Ironi Lovatto, de 62 anos, vai todos os dias para olhar, nem que seja de longe, a situação da sua casa. A moradia não foi comprometida, mas ele e a esposa foram tirados de casa por precaução. Desde o dia 4 de maio, está no porão da casa de amigo. Pegou as poucas coisas que conseguiu levar, quando aconteceu a determinação de evacuação. “Peguei umas roupas, o básico só”, frisa.
“Está terrível, mas daqui a pouco quem sabe a gente pode voltar de novo. Não teve deslizamento naquela parte da minha casa. É preciso tempo, sabe lá o que vai acontecer ali”, reforça o recepcionista, que vive outro drama por ter a pousada em que trabalha sem hóspedes.
Mas a esperança é de que as coisas melhores logo. Assim que der, Ironi quer voltar para seu lar. “Não quero me mudar. Sou daqui, quero continuar aqui”, garante.
“Aprendi a andar de bicicleta nesta rua”
São muitos os moradores que vivem há décadas na Rua Guilherme Dal Ri. Um exemplo é a Judila, mãe do Ezequiel da Silva, de 47 anos. A casa rosa da família está cercada por entulhos, e prestes a desabar. Mais uma vez, tristeza é a palavra possível de dizer. “Essa é a minha rua, aprendi a andar de bicicleta aqui. Conheço todo mundo. Olhando esse cenário, é triste. Parece zona de guerra”, avalia.
Alto valor dos aluguéis é complicador
Tassiane Moura, de 23 anos, teve a rotina alterada, depois que precisou sair de casa. A casa não teve danos na estrutura, mas está em área de risco. No terreno, os pais também possuem uma residência, além de espaço para aluguel e uma hamburgueria por delivery.
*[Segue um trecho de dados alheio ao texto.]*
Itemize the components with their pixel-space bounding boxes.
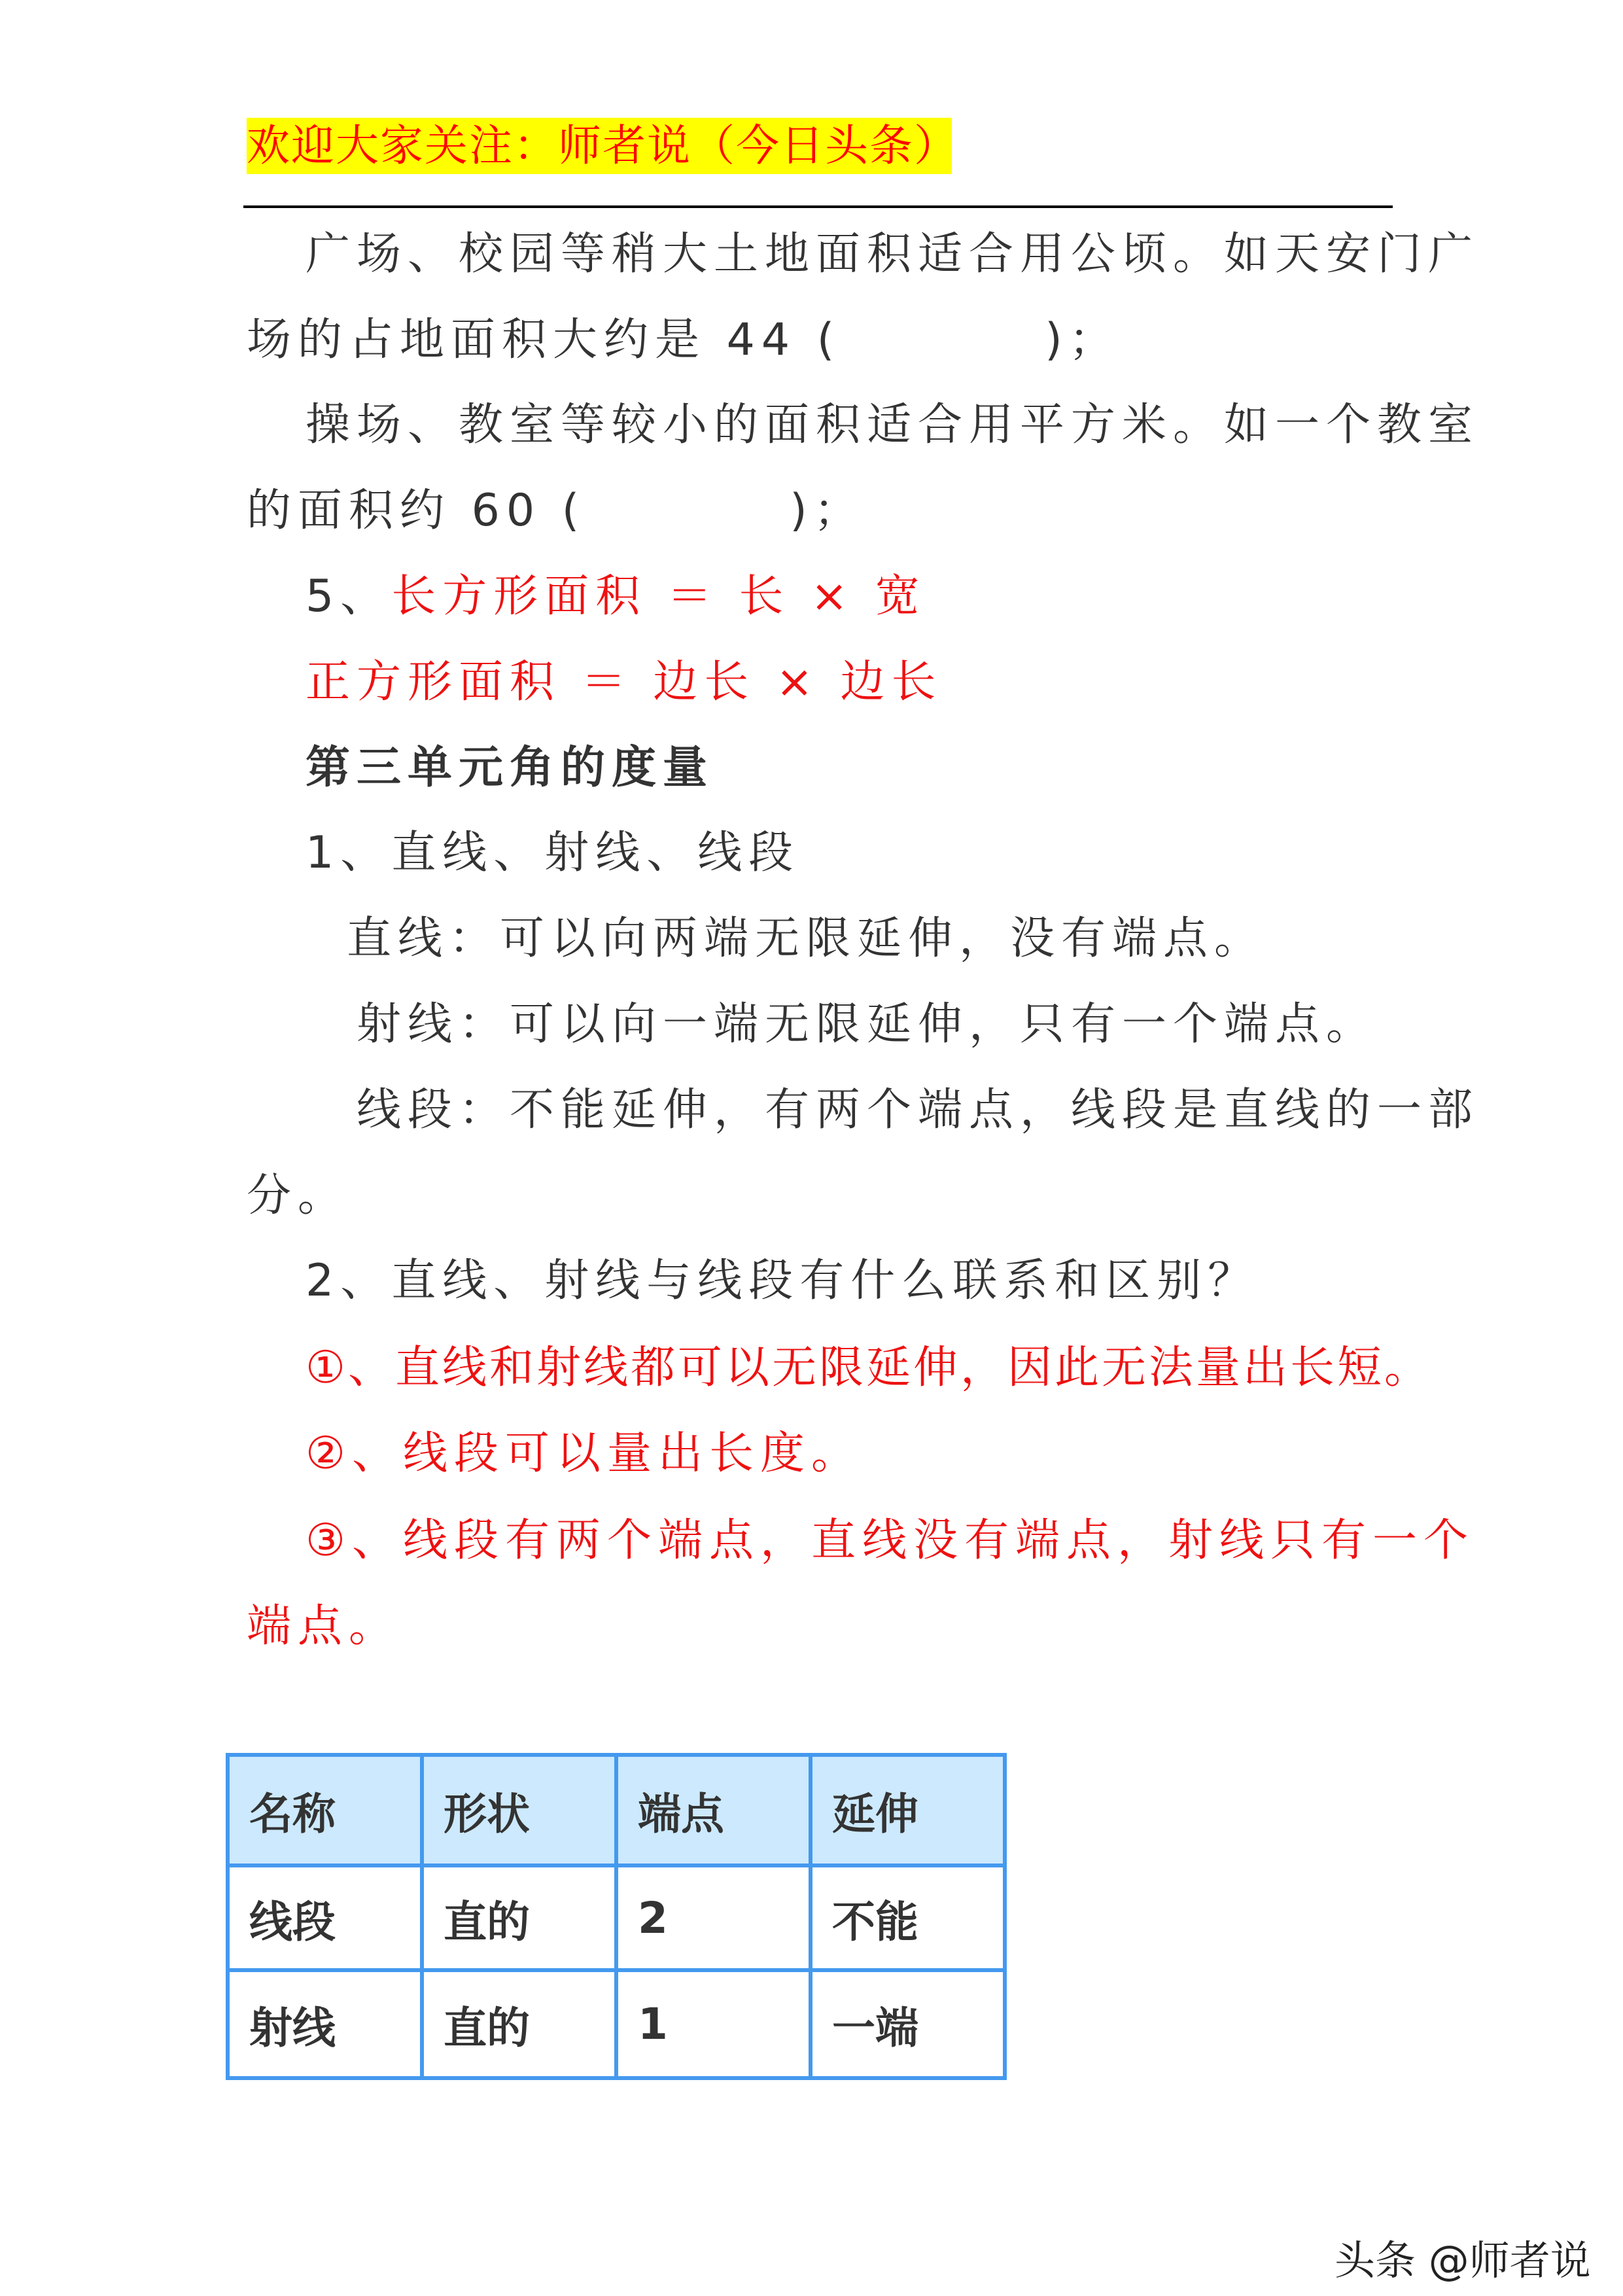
definition-segment: 线段：不能延伸，有两个端点，线段是直线的一部: [357, 1084, 1480, 1136]
header-cell: 名称: [228, 1755, 422, 1865]
paragraph-square-meter-cont: 的面积约 60 ( )；: [247, 485, 865, 537]
table-cell: 1: [616, 1970, 811, 2078]
header-cell: 形状: [422, 1755, 616, 1865]
table-row: [228, 1865, 1005, 1970]
definition-line: 直线：可以向两端无限延伸，没有端点。: [347, 913, 1266, 964]
table-cell: 2: [616, 1865, 811, 1970]
header-cell: 延伸: [811, 1755, 1005, 1865]
answer-3-cont: 端点。: [247, 1600, 400, 1652]
follow-banner: 欢迎大家关注：师者说（今日头条）: [247, 118, 952, 174]
definition-ray: 射线：可以向一端无限延伸，只有一个端点。: [357, 998, 1378, 1050]
table-cell: 直的: [422, 1970, 616, 2078]
table-cell: 线段: [228, 1865, 422, 1970]
table-cell: 射线: [228, 1970, 422, 2078]
header-cell: 端点: [616, 1755, 811, 1865]
header-divider: [243, 205, 1393, 208]
table-cell: 直的: [422, 1865, 616, 1970]
table-cell: 一端: [811, 1970, 1005, 2078]
rectangle-area-formula: [305, 554, 926, 639]
formula-text: 长方形面积 ＝ 长 × 宽: [391, 571, 926, 622]
paragraph-square-meter: 操场、教室等较小的面积适合用平方米。如一个教室: [305, 399, 1480, 451]
subsection-lines: 1、直线、射线、线段: [305, 827, 800, 879]
table-row: [228, 1970, 1005, 2078]
answer-2: ②、线段可以量出长度。: [305, 1428, 862, 1479]
item-number: 5、: [305, 571, 392, 622]
comparison-table: [226, 1753, 1007, 2080]
watermark: 头条 @师者说: [1335, 2236, 1591, 2284]
section-heading: 第三单元角的度量: [305, 742, 714, 794]
paragraph-hectare: 广场、校园等稍大土地面积适合用公顷。如天安门广: [305, 228, 1480, 280]
definition-segment-cont: 分。: [247, 1170, 349, 1222]
answer-1: ①、直线和射线都可以无限延伸，因此无法量出长短。: [305, 1342, 1431, 1394]
table-cell: 不能: [811, 1865, 1005, 1970]
square-area-formula: 正方形面积 ＝ 边长 × 边长: [305, 656, 943, 708]
question-difference: 2、直线、射线与线段有什么联系和区别？: [305, 1255, 1259, 1307]
paragraph-hectare-cont: 场的占地面积大约是 44 ( )；: [247, 314, 1120, 366]
answer-3: ③、线段有两个端点，直线没有端点，射线只有一个: [305, 1515, 1475, 1566]
table-header-row: [228, 1755, 1005, 1865]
Sem ter aonde ficar, procurou um aluguel na cidade. “Está muito difícil e o aluguel está caro, aumentando cada vez mais. Teve um proprietário que me cobrou R$ 10 mil de caução”, atesta. A mesma procura por uma nova casa acontece por quem morava de aluguel na rua.
O cartunista Volnei Rodrigues desocupou um dos imóveis da família da Tassiane. Depois de quatro anos no local, irá para o bairro Carniel. “Perto de morro, não moro nunca mais. Nem na Grécia eu quero. Perder tudo, perder a vida”, cita. Ele conta que encontrou dificuldade em conseguir esse novo lar e que buscou auxílio da Prefeitura para guardar os móveis durante a procura, mas que não teve ajuda.
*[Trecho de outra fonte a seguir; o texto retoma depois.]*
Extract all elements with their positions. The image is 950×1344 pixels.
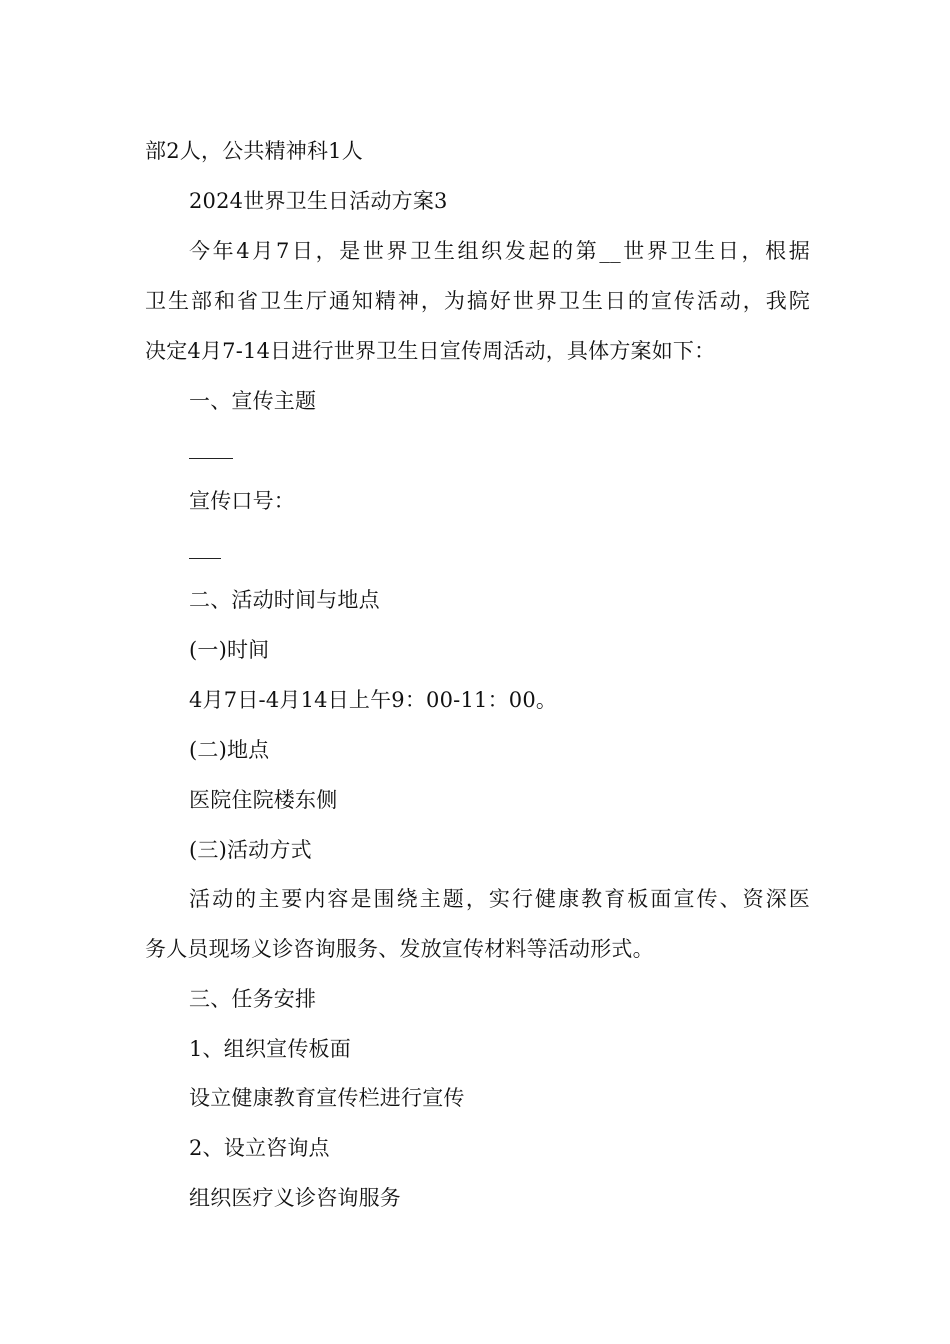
method-paragraph-line-2: 务人员现场义诊咨询服务、发放宣传材料等活动形式。 (145, 937, 654, 961)
heading-time-place: 二、活动时间与地点 (189, 588, 380, 612)
task-1-title: 1、组织宣传板面 (189, 1037, 351, 1061)
section-title: 2024世界卫生日活动方案3 (189, 189, 448, 213)
subheading-place: (二)地点 (189, 738, 270, 762)
intro-paragraph-line-1: 今年4月7日，是世界卫生组织发起的第__世界卫生日，根据 (189, 239, 810, 263)
method-paragraph-line-1: 活动的主要内容是围绕主题，实行健康教育板面宣传、资深医 (189, 887, 810, 911)
place-detail: 医院住院楼东侧 (189, 788, 338, 812)
task-2-title: 2、设立咨询点 (189, 1136, 330, 1160)
subheading-method: (三)活动方式 (189, 838, 312, 862)
theme-blank-line (189, 458, 233, 459)
intro-paragraph-line-3: 决定4月7-14日进行世界卫生日宣传周活动，具体方案如下： (145, 339, 716, 363)
subheading-time: (一)时间 (189, 638, 270, 662)
task-2-detail: 组织医疗义诊咨询服务 (189, 1186, 401, 1210)
task-1-detail: 设立健康教育宣传栏进行宣传 (189, 1086, 465, 1110)
heading-theme: 一、宣传主题 (189, 389, 317, 413)
slogan-blank-line (189, 558, 221, 559)
paragraph-continuation: 部2人，公共精神科1人 (145, 139, 363, 163)
time-detail: 4月7日-4月14日上午9：00-11：00。 (189, 688, 558, 712)
intro-paragraph-line-2: 卫生部和省卫生厅通知精神，为搞好世界卫生日的宣传活动，我院 (145, 289, 810, 313)
slogan-label: 宣传口号： (189, 489, 295, 513)
heading-tasks: 三、任务安排 (189, 987, 317, 1011)
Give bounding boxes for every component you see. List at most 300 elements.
“Gosto muito daqui, vim várias vezes como turista”
Parte da Rua Henrique Bertoluci não foi interditada, e os moradores temem por estarem no local. Para quem ficou, problemas de falta de água e luz são constantes. O bombeiro aposentado Aluízio Wellington, de 55 anos, perdeu as contas de quantos dias estava sem os serviços. Os alimentos que tinha na geladeira teve que doar para evitar que estragassem.
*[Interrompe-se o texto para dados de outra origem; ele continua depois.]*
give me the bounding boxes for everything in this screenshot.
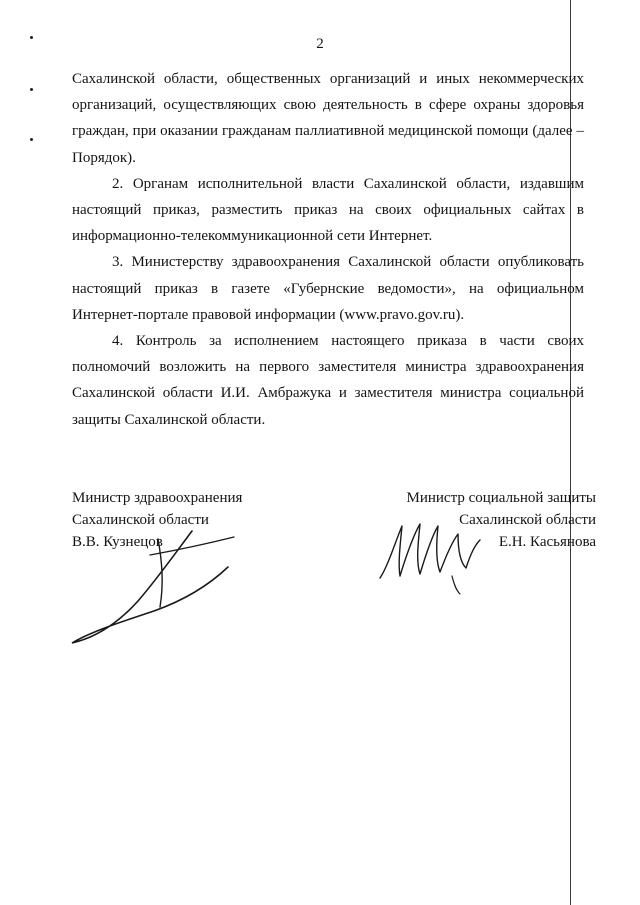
document-body: [72, 66, 584, 433]
scan-speck: [30, 138, 33, 141]
signatory-name: В.В. Кузнецов: [72, 534, 163, 550]
signatory-title: Министр социальной защиты: [406, 490, 596, 506]
signature-left-icon: [62, 525, 242, 650]
paragraph-4: 4. Контроль за исполнением настоящего приказа в части своих полномочий возложить на первого заместителя министра здравоохранения Сахалинской области И.И. Амбражука и заместителя министра социальной защиты Сахалинской области.: [72, 333, 584, 428]
page-number: 2: [316, 36, 324, 52]
signatory-title: Сахалинской области: [459, 512, 596, 528]
paragraph-3: 3. Министерству здравоохранения Сахалинской области опубликовать настоящий приказ в газете «Губернские ведомости», на официальном Интернет-портале правовой информации (www.pravo.gov.ru).: [72, 254, 584, 323]
signature-right-icon: [376, 516, 486, 596]
signatory-title: Сахалинской области: [72, 512, 209, 528]
signatory-name: Е.Н. Касьянова: [498, 534, 596, 550]
signatory-title: Министр здравоохранения: [72, 490, 243, 506]
paragraph-continuation: Сахалинской области, общественных организаций и иных некоммерческих организаций, осуществляющих свою деятельность в сфере охраны здоровья граждан, при оказании гражданам паллиативной медицинской помощи (далее – Порядок).: [72, 71, 584, 166]
paragraph-2: 2. Органам исполнительной власти Сахалинской области, издавшим настоящий приказ, разместить приказ на своих официальных сайтах в информационно-телекоммуникационной сети Интернет.: [72, 175, 584, 245]
scan-speck: [30, 88, 33, 91]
Aluízio é um dos aposentados que busca a região para viver a velhice de forma mais tranquila. De Recife, aguarda a chegada da esposa, no próximo mês. Depois, decidirão os rumos que trilharão.
“O medo é que isso evolua e que atinja as outras áreas. Tudo pode acontecer. Temos que encontrar um outro lugar, mas até cogitamos ir para Santa Catarina”, adianta. “Gosto muito daqui, vim várias vezes como turista”, complementa.
Há apenas três meses na cidade, utilizou seu conhecimento na área para auxiliar nos episódios climáticos. Foi voluntário da Defesa Civil em Gramado e também em Canoas.
“Sentimento é de tristeza, mas não tem o que fazer”
Junto à rachadura que se abriu no asfalto está a casa do Renan de Oliveira, de 54 anos. São 42 anos morando na Henrique Bertoluci. “A chuva não dava trégua e tudo foi cedendo. A casa afundou inteira, junto com o asfalto. Não desabou, mas vai”, lamenta.
Fora de casa, está morando de favor com um amigo. Na casa atrás da dele, ficavam os filhos, o neto e a ex-esposa. Agora, estão pagando aluguel. O valor de R$ 2,2 mil prejudica o orçamento.
“Sentimento é de tristeza, mas não tem o que fazer. Nunca imaginei que iria passar por isso, mas tem gente muito pior”, acentua.